A surprising number of K-12 schools across the country are adopting digital content that can be used via iPads and iPhones. Apple CFO Peter Oppenheimer said in Apple’s most recent earnings call that the company sold twice as many iPads as Macs to U.S. educational institutions. One independent school in Texas purchased 11,000 iPads so that teachers could distribute them to students to flip their classrooms. The reduced price iPad 2 has been leading the sales among educational institutions.
Because Kno and HMH just closed the deal and made the digital textbooks available today, no K-12 schools are currently using the platform, but that’s sure to change in the near future. The fact is: textbooks are expensive. Due to the expense of buying stacks of hardback textbooks, a number of elementary schools don’t actually allow students to take those books home with them. But what if a third grade teacher could assign a reading from the book at home? And—even better—what if he could actually see whether or not the student actually read the material?

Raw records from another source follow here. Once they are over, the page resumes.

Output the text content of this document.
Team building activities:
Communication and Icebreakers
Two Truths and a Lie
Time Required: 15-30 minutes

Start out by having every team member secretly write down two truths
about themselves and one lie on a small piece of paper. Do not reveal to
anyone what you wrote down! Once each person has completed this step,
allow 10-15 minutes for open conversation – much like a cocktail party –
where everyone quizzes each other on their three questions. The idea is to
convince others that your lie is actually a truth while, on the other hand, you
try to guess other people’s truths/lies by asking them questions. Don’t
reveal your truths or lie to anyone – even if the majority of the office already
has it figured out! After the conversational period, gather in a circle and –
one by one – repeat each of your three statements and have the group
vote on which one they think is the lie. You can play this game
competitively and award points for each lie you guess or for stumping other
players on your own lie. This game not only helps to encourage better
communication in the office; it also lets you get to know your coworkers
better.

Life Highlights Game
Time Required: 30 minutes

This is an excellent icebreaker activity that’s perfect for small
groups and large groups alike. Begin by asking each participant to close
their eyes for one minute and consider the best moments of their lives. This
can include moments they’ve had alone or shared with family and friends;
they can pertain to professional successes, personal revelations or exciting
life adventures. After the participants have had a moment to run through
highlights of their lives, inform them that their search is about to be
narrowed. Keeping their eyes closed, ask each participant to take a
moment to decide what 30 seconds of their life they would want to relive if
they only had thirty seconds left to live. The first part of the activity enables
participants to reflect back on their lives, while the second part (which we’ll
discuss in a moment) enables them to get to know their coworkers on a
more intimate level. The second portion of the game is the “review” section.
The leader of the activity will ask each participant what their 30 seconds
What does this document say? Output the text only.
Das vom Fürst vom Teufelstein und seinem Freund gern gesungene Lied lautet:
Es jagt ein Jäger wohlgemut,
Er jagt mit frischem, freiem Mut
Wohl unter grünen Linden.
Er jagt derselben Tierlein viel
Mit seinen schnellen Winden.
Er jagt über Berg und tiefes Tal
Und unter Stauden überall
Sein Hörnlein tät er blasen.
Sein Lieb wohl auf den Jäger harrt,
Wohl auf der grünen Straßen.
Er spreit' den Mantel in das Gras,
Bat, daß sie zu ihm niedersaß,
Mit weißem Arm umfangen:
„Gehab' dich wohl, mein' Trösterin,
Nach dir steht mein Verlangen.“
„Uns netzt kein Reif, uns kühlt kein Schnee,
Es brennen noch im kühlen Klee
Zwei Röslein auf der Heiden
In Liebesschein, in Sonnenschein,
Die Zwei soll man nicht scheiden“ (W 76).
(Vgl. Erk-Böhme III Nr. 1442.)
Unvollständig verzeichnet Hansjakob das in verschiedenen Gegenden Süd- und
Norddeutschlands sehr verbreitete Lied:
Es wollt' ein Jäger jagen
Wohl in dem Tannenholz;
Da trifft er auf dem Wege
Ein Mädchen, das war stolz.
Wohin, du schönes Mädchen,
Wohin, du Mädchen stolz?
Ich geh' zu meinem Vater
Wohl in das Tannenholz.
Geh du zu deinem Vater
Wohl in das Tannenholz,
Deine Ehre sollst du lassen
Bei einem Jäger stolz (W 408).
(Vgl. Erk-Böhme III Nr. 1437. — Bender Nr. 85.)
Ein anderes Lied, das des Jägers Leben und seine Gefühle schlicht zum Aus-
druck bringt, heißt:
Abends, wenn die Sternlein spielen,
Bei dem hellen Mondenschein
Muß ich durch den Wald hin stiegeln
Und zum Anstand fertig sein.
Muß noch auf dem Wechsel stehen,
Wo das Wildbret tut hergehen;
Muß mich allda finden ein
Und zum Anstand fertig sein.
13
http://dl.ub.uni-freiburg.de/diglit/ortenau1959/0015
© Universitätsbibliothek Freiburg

Because the e-textbooks are accessible on iOS devices, Android devices, and the Web, students can do the reading anywhere and from any medium.
And before anyone goes harping about how the cost of iPads is way higher than the cost of textbooks, there are a number of schools—like the Leadership Public Schools in Oakland—that are using donated devices.
A company spokesperson says that the K-12 textbooks will cover the Common Core Standard classes that 46 states have adopted, so subjects will include math, science, history, French, Spanish, and so on. Currently, there are some 500 K-12 textbooks in the market, and Houghton Mifflin Hartcourt accounts for 45% of them.